Mexiko: Weitere Leichen entdeckt

Präsident Peña Nieto legt Polizeistaatspläne vor

Von Rafael Azul
4. Dezember 2014

Am Donnerstag, dem 27. November wurden nahe Colula im mexikanischen Bundesstaat Guerrero elf enthauptete Leichen gefunden.

Zum Zeitpunkt der Entdeckung legte der mexikanische Präsident Enrique Peña Nieto ein landesweites Projekt zur Verbrechensbekämpfung vor, das die mexikanischen Strafverfolgungsbehörden noch weiter militarisieren wird. Es wird der Regierung in Mexico City zudem die Möglichkeit verschaffen, Kommunal- und Bundesstaatsregierungen auszutauschen.

Staatliche Behörden gehen davon aus, dass die jungen Männer zuerst erschossen und dann enthauptet wurden, und dass es rivalisierende Drogengangs (die Rojos und die Ardillos) waren, die nach Revierkämpfen die Leichen in der Nacht zuvor zurückgelassen hatten.

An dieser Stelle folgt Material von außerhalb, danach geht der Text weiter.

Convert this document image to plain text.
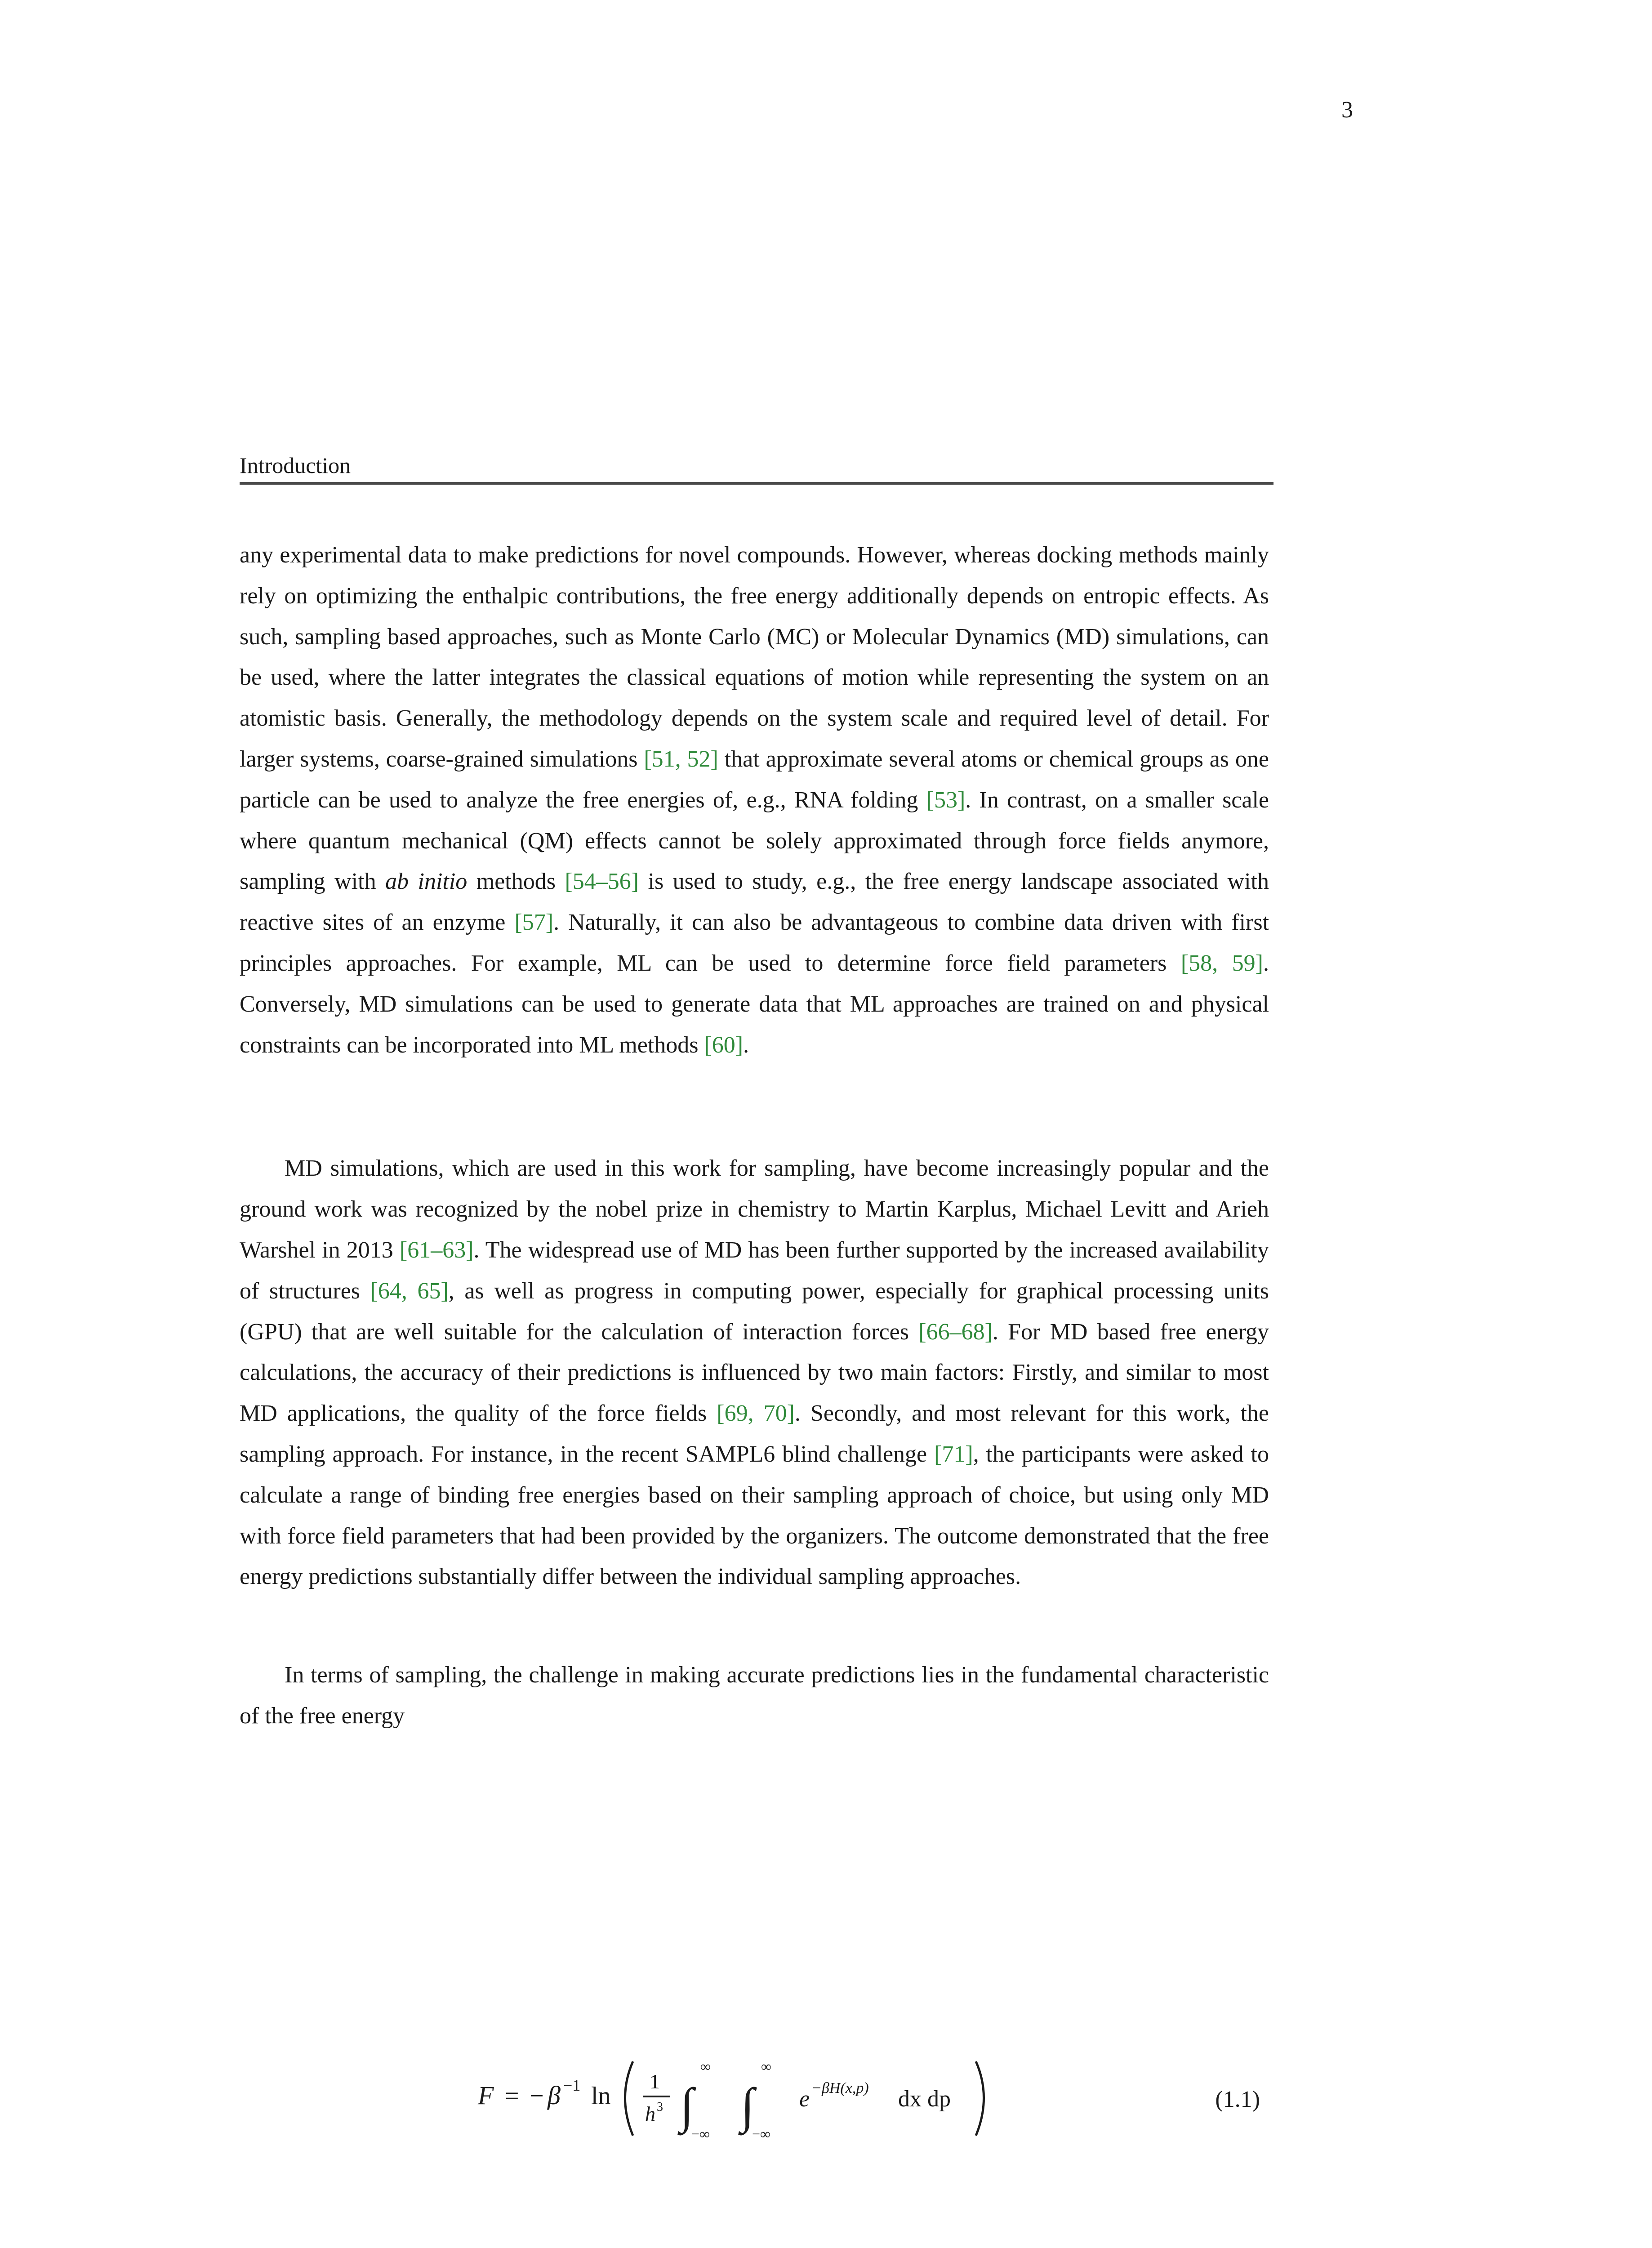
3
Introduction

any experimental data to make predictions for novel compounds. However, whereas docking methods mainly rely on optimizing the enthalpic contributions, the free energy additionally depends on entropic effects. As such, sampling based approaches, such as Monte Carlo (MC) or Molecular Dynamics (MD) simulations, can be used, where the latter integrates the classical equations of motion while representing the system on an atomistic basis. Generally, the methodology depends on the system scale and required level of detail. For larger systems, coarse-grained simulations [51, 52] that approximate several atoms or chemical groups as one particle can be used to analyze the free energies of, e.g., RNA folding [53]. In contrast, on a smaller scale where quantum mechanical (QM) effects cannot be solely approximated through force fields anymore, sampling with ab initio methods [54–56] is used to study, e.g., the free energy landscape associated with reactive sites of an enzyme [57]. Naturally, it can also be advantageous to combine data driven with first principles approaches. For example, ML can be used to determine force field parameters [58, 59]. Conversely, MD simulations can be used to generate data that ML approaches are trained on and physical constraints can be incorporated into ML methods [60].

MD simulations, which are used in this work for sampling, have become increasingly popular and the ground work was recognized by the nobel prize in chemistry to Martin Karplus, Michael Levitt and Arieh Warshel in 2013 [61–63]. The widespread use of MD has been further supported by the increased availability of structures [64, 65], as well as progress in computing power, especially for graphical processing units (GPU) that are well suitable for the calculation of interaction forces [66–68]. For MD based free energy calculations, the accuracy of their predictions is influenced by two main factors: Firstly, and similar to most MD applications, the quality of the force fields [69, 70]. Secondly, and most relevant for this work, the sampling approach. For instance, in the recent SAMPL6 blind challenge [71], the participants were asked to calculate a range of binding free energies based on their sampling approach of choice, but using only MD with force field parameters that had been provided by the organizers. The outcome demonstrated that the free energy predictions substantially differ between the individual sampling approaches.

In terms of sampling, the challenge in making accurate predictions lies in the fundamental characteristic of the free energy

F = − β −1 ln
1
h 3 ∫
∞
−∞
∫
∞
−∞
e −βH(x,p) dx dp	(1.1)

Die Köpfe der Leichen wurden noch nicht gefunden.

Die elf Todesopfer vergrößern die lange Liste von Leichen, die im Süden von Guerrero vor und nach dem Verschwinden von 43 Studenten am 26. und 27. September gefunden wurden. Die jungen Männer studierten zuvor an einer pädagogischen Hochschule in Ayotzinapa, Guerrero. Bei jenem Zwischenfall hatte die lokale Polizei sechs Menschen getötet und 25 Studenten verwundet. Die 43 verschwundenen Studenten wurden bisher weder tot noch lebendig gefunden.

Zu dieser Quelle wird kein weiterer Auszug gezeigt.